Assessments of environmental exposure and health risks that utilize Geographic Information Systems (GIS) often make simplifying assumptions when using: (a) one or more discrete buffer distances to define the spatial extent of impacted regions, and (b) aggregated demographic data at the level of census enumeration units to derive the characteristics of the potentially exposed population. A case-study of school children in Orange County, Florida, is used to demonstrate how these limitations can be overcome by the application of cumulative distribution functions (CDFs) and individual geocoded locations. Exposure potential for 159,923 school children was determined at the childrens' home residences and at school locations by determining the distance to the nearest gasoline station, stationary air pollution source, and industrial facility listed in the Toxic Release Inventory (TRI). Errors and biases introduced by the use of discrete buffer distances and data aggregation were examined.
The use of discrete buffers distances in proximity-based exposure analysis introduced substantial bias in terms of determining the potentially exposed population, and the results are strongly dependent on the choice of buffer distance(s). Comparisons of exposure potential between home and school locations indicated that different buffer distances yield different results and contradictory conclusions. The use of a CDF provided a much more meaningful representation and is not based on the a-priori assumption that any particular distance is more relevant than another. The use of individual geocoded locations also provided a more accurate characterization of the exposed population and allowed for more reliable comparisons among sub-groups. In the comparison of children's home residences and school locations, the use of data aggregated at the census block group and tract level introduced variability as well as bias, leading to incorrect conclusions as to whether exposure potential was higher at school or at home.

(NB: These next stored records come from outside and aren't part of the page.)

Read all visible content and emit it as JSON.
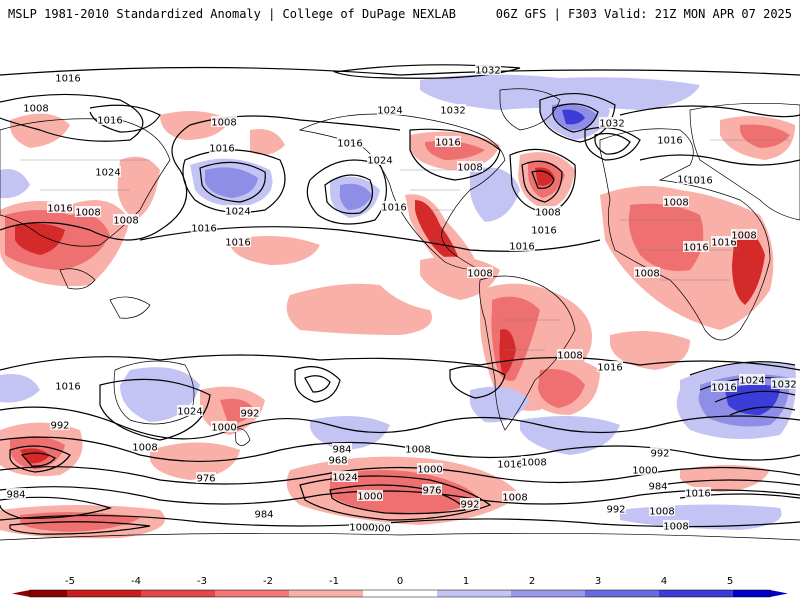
{
  "header": {
    "left_title": "MSLP 1981-2010 Standardized Anomaly | College of DuPage NEXLAB",
    "right_title": "06Z GFS | F303 Valid: 21Z MON APR 07 2025"
  },
  "colorbar": {
    "ticks": [
      "-5",
      "-4",
      "-3",
      "-2",
      "-1",
      "0",
      "1",
      "2",
      "3",
      "4",
      "5"
    ],
    "colors": [
      "#8b0000",
      "#c81e1e",
      "#e34848",
      "#f27878",
      "#f9b0a8",
      "#ffffff",
      "#c4c4f4",
      "#9898ea",
      "#6a6ae0",
      "#3c3cd8",
      "#0000c8"
    ]
  },
  "isobar_labels": [
    "1016",
    "1008",
    "1016",
    "1008",
    "1024",
    "1016",
    "1008",
    "1008",
    "1016",
    "1016",
    "1024",
    "1016",
    "1016",
    "1024",
    "1032",
    "1032",
    "1016",
    "1008",
    "1024",
    "1032",
    "1008",
    "1016",
    "1016",
    "1016",
    "1008",
    "1016",
    "1008",
    "1008",
    "1016",
    "1016",
    "1008",
    "1008",
    "1008",
    "1016",
    "1016",
    "1032",
    "1024",
    "1016",
    "1016",
    "1024",
    "992",
    "1000",
    "992",
    "976",
    "1008",
    "984",
    "1000",
    "1016",
    "1008",
    "984",
    "968",
    "976",
    "1024",
    "1000",
    "992",
    "1008",
    "1000",
    "992",
    "1008",
    "984",
    "1016",
    "984",
    "1008",
    "1008",
    "992",
    "1000",
    "1000"
  ],
  "colors": {
    "contour": "#000000",
    "coast": "#000000",
    "border": "#808080",
    "neg_light": "#f9b0a8",
    "neg_mid": "#ee7070",
    "neg_dark": "#d42a2a",
    "neg_deep": "#8b0000",
    "pos_light": "#c4c4f4",
    "pos_mid": "#8e8ee6",
    "pos_dark": "#3c3cd8"
  }
}
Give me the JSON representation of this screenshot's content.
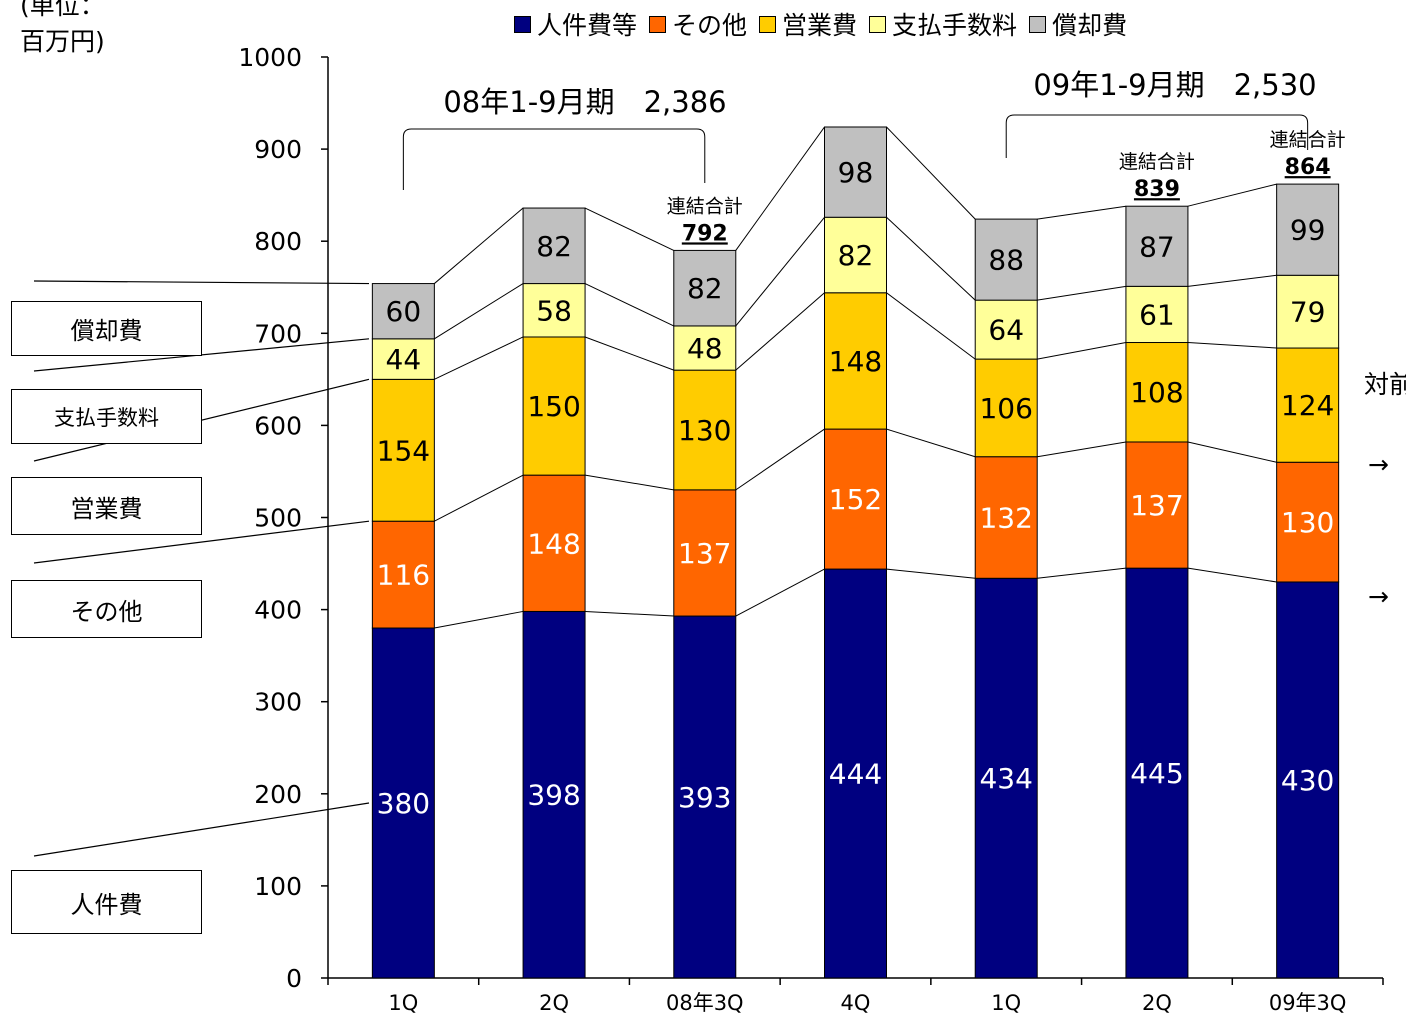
{
  "unit_label": "(単位：\n百万円)",
  "side_labels": [
    "償却費",
    "支払手数料",
    "営業費",
    "その他",
    "人件費"
  ],
  "side_fragments": {
    "right_text": "対前",
    "arrow1": "→",
    "arrow2": "→"
  },
  "annotations": {
    "period1": "08年1-9月期　2,386",
    "period2": "09年1-9月期　2,530",
    "total_label": "連結合計",
    "totals": [
      {
        "category_index": 2,
        "value": "792"
      },
      {
        "category_index": 5,
        "value": "839"
      },
      {
        "category_index": 6,
        "value": "864"
      }
    ]
  },
  "chart_data": {
    "type": "bar",
    "stacked": true,
    "categories": [
      "1Q",
      "2Q",
      "08年3Q",
      "4Q",
      "1Q",
      "2Q",
      "09年3Q"
    ],
    "ylim": [
      0,
      1000
    ],
    "yticks": [
      0,
      100,
      200,
      300,
      400,
      500,
      600,
      700,
      800,
      900,
      1000
    ],
    "series": [
      {
        "name": "人件費等",
        "color": "#000080",
        "label_color": "#ffffff",
        "values": [
          380,
          398,
          393,
          444,
          434,
          445,
          430
        ]
      },
      {
        "name": "その他",
        "color": "#ff6600",
        "label_color": "#ffffff",
        "values": [
          116,
          148,
          137,
          152,
          132,
          137,
          130
        ]
      },
      {
        "name": "営業費",
        "color": "#ffcc00",
        "label_color": "#000000",
        "values": [
          154,
          150,
          130,
          148,
          106,
          108,
          124
        ]
      },
      {
        "name": "支払手数料",
        "color": "#ffff99",
        "label_color": "#000000",
        "values": [
          44,
          58,
          48,
          82,
          64,
          61,
          79
        ]
      },
      {
        "name": "償却費",
        "color": "#c0c0c0",
        "label_color": "#000000",
        "values": [
          60,
          82,
          82,
          98,
          88,
          87,
          99
        ]
      }
    ],
    "legend_position": "top"
  }
}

The use of CDFs in distance-based environmental exposure assessment provides more robust results than the use of discrete buffer distances. Unless specific circumstances warrant the use of discrete buffer distances, their applcation should be discouraged in favor of CDFs. The use of aggregated data at the census tract or block group level introduces substantial bias in environmental exposure assessment, which can be reduced through individual geocoding. The use of aggregation should be minimized when individual-level data are available. Existing GIS analysis techniques are well suited to determine CDFs as well as reliably geocode large datasets, and computational issues do not present a barrier for their more widespread use in environmental exposure and risk assessment.
利用地理信息系统(GIS)进行的环境暴露和健康风险评估在使用时通常会做出简化假设:(a)使用一个或多个离散缓冲距离来定义受影响区域的空间范围,以及(b)使用人口普查枚举单位层面的汇总人口数据来推导潜在暴露人群的特征。以佛罗里达州奥兰治县的学童为例,说明如何通过应用累积分布函数(CDF)和个体地理编码位置来克服这些局限性。通过确定到最近的加油站、固定空气污染源以及有毒物质排放清单(TRI)中列出的工业设施的距离,确定了159,923名学童在家中和学校地点的暴露潜力。研究了使用离散缓冲距离和数据汇总所引入的误差和偏差。
在基于距离的暴露分析中使用离散缓冲距离在确定潜在暴露人群方面引入了重大偏差,并且结果强烈依赖于缓冲距离的选择。对家和学校地点的暴露潜力进行比较表明,不同的缓冲距离会产生不同的结果和相互矛盾的结论。使用CDF提供了更有意义的表示,并且不基于任何特定距离比其他距离更相关的先验假设。使用个体地理编码位置还提供了对暴露人群更准确的特征描述,并允许在亚组之间进行更可靠的比较。在比较儿童的家和学校地点时,使用普查街区组和普查区层面汇总的数据引入了变异性以及偏差,导致关于在学校还是在家中暴露潜力更高的错误结论。
在基于距离的环境暴露评估中使用CDF比使用离散缓冲距离能提供更可靠的结果。除非特定情况需要使用离散缓冲距离,否则应不鼓励使用它们,而应倾向于使用CDF。在普查区或普查街区组层面使用汇总数据在环境暴露评估中引入了重大偏差,可通过个体地理编码来减少这种偏差。当有个体层面的数据时,应尽量减少汇总数据的使用。现有的GIS分析技术非常适合确定CDF以及对大型数据集进行可靠的地理编码,并且计算问题不会阻碍它们在环境暴露和风险评估中更广泛的应用。